Templates and Inheritance

• A class template can be derived from a class-template specialization

• A class template can be derived from a nontemplate class

• A class-template specialization can be derived from a class-template specialization

• A nontemplate class can be derived from a class-template specialization

Templates and Friends

• We know that functions and classes can be declared as friends of nontemplate classes

• With class templates, friendship can be established b/w a class template and: – A global function

– A member function of another class (possibly a class-template specialization)
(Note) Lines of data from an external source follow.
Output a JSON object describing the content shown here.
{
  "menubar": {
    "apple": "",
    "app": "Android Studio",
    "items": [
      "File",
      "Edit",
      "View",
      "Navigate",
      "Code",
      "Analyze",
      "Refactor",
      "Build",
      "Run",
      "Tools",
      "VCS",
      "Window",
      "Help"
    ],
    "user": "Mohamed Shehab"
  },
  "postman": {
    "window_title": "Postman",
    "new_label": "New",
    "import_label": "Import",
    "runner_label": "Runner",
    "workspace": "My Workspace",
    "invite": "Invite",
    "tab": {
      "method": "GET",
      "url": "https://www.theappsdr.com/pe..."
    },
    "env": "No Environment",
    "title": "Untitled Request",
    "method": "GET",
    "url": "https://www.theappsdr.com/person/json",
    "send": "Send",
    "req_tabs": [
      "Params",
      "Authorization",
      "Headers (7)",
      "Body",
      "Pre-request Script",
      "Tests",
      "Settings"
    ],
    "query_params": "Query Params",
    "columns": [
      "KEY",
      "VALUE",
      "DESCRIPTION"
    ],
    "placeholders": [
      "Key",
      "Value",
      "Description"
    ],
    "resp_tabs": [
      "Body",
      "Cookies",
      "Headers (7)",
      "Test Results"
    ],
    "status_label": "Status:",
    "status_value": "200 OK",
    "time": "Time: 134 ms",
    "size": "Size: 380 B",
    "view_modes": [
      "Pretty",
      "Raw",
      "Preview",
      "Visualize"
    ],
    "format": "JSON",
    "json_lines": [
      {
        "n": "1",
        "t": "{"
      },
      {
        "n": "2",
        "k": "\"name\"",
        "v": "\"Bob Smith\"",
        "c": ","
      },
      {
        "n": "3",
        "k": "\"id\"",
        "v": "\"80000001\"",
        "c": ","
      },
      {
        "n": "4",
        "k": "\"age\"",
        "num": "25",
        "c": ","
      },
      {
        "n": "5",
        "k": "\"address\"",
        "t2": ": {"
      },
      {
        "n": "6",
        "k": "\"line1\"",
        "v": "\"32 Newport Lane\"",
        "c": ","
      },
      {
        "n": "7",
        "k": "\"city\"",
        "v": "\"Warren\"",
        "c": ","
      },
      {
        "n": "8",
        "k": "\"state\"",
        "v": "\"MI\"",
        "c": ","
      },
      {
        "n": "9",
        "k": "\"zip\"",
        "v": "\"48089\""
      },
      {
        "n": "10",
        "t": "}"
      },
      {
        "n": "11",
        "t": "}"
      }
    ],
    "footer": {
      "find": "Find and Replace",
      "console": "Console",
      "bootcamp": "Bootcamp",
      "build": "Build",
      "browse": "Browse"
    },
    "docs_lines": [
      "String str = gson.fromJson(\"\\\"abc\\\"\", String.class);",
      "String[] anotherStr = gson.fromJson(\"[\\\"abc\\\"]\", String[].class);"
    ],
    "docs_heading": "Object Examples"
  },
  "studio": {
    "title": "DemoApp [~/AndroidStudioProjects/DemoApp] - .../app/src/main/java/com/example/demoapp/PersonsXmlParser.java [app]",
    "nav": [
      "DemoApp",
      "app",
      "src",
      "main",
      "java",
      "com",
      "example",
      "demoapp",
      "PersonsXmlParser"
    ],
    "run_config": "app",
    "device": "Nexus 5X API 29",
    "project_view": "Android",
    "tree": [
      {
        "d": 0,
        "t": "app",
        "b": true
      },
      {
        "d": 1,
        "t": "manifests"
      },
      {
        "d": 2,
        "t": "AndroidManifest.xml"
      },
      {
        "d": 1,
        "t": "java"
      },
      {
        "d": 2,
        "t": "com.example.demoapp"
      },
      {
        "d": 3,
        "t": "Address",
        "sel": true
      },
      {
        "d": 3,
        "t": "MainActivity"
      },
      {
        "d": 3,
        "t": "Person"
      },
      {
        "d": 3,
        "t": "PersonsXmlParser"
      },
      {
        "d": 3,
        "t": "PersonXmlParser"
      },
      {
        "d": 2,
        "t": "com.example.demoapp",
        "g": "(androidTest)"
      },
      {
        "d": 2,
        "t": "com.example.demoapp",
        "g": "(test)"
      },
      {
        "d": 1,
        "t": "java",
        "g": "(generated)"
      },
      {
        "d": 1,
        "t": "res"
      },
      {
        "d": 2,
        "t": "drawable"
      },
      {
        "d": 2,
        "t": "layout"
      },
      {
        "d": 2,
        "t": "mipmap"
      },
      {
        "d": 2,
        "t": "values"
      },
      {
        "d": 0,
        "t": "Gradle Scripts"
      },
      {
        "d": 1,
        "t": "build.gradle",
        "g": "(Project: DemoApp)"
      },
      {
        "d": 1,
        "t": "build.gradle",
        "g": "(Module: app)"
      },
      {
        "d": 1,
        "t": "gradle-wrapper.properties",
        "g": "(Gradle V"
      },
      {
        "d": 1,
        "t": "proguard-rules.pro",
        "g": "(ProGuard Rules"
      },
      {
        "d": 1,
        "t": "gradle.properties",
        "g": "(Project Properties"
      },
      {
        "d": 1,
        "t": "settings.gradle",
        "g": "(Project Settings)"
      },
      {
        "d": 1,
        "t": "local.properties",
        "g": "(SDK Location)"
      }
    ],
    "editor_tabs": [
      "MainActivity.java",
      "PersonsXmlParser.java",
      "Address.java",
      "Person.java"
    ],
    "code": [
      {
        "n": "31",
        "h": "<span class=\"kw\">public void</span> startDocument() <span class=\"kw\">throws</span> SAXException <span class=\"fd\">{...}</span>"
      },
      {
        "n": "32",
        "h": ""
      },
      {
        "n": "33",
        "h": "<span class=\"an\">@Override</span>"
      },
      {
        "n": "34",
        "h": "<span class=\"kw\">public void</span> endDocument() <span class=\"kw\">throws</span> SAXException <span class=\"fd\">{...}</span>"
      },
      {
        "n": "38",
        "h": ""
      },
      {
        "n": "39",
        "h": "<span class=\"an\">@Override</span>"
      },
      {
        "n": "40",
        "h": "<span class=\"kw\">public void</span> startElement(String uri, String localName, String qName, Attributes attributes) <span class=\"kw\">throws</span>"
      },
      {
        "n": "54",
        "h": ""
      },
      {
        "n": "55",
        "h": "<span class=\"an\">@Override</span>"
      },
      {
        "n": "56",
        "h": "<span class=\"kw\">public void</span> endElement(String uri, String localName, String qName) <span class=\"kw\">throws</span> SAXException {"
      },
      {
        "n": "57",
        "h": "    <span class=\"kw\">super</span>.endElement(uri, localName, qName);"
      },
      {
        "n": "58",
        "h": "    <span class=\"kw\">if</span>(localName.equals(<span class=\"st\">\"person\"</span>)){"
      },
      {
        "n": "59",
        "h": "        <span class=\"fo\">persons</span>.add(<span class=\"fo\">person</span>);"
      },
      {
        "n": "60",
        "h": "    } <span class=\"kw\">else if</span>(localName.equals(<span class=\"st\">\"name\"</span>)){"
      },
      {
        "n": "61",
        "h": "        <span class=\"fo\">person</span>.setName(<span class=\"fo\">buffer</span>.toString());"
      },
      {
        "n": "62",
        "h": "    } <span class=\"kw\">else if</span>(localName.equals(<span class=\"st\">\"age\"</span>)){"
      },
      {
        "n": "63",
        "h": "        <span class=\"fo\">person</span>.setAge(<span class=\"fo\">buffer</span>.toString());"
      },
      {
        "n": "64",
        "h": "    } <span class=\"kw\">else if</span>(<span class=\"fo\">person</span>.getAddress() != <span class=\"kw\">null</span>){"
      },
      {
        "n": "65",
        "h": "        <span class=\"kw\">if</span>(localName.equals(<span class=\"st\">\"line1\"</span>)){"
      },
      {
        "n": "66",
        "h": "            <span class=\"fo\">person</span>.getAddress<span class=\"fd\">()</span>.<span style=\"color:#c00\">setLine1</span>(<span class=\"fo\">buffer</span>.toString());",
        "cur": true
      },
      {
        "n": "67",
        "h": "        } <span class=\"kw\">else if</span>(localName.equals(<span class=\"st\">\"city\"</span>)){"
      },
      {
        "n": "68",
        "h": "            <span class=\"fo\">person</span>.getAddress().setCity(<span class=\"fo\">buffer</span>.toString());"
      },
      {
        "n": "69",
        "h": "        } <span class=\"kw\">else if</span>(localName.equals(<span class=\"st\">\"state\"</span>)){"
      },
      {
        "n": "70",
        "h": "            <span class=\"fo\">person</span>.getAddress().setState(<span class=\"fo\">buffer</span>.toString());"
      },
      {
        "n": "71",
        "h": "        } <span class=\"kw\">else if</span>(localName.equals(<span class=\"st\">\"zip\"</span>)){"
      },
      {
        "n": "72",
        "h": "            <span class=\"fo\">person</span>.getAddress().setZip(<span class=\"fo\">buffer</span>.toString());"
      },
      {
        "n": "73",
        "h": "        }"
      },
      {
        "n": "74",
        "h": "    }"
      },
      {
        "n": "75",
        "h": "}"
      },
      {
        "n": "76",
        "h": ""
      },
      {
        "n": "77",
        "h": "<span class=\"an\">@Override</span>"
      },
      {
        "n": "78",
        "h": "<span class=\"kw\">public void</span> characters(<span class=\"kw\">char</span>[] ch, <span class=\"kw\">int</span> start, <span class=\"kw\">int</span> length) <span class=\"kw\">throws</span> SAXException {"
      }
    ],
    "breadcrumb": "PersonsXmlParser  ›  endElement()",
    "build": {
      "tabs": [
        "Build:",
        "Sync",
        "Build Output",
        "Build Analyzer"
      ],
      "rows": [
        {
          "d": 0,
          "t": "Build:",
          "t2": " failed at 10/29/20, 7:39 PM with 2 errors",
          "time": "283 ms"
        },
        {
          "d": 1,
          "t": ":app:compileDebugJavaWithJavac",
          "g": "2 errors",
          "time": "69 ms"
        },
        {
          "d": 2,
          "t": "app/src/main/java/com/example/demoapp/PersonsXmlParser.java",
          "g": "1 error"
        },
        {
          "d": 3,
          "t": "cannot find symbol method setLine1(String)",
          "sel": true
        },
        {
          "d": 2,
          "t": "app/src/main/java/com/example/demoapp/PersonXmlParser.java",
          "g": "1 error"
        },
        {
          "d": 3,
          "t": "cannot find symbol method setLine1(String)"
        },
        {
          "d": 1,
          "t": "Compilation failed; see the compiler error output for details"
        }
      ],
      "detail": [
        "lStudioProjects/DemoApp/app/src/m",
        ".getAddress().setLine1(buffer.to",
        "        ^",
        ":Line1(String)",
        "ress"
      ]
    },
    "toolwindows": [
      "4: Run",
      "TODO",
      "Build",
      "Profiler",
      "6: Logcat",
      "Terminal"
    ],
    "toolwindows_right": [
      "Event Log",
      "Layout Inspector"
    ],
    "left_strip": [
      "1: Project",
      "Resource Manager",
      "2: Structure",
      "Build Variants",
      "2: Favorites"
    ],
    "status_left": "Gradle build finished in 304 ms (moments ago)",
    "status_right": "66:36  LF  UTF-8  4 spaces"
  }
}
– An entire class (possibly a class-template specialization)

Templates and Friends

• We have assumed that a class template definition named X with a single type parameter T, as in: template< typename T > class X Under this assumption, we can make a friend function of every class template specialization for class X. To do this, use a friendship declaration as follows: friend void f1(); For example, the function f1 is a friend of X<double>, X<string>, and X<Employee>, etc.

Templates and Friends

• We can also make a friend function of only a class-template specialization with the same type of argument, as in: friend void f2(X<T> &); In this case, if T is a float, function f2(X<float>&) is a friend of class-template specialization X<float>, but not a friend of class-template specialization X<string>.

Templates and Friends

• We can also use a member function of another class as a friend of any class-template specialization generated from the class template: friend void A::f3(); This declaration makes member function f3 from (some other) class A a friend of every class-template specialization of this class template. For example, f3 of class A would be a friend of X<double>, X<string>, X<Employee>, etc.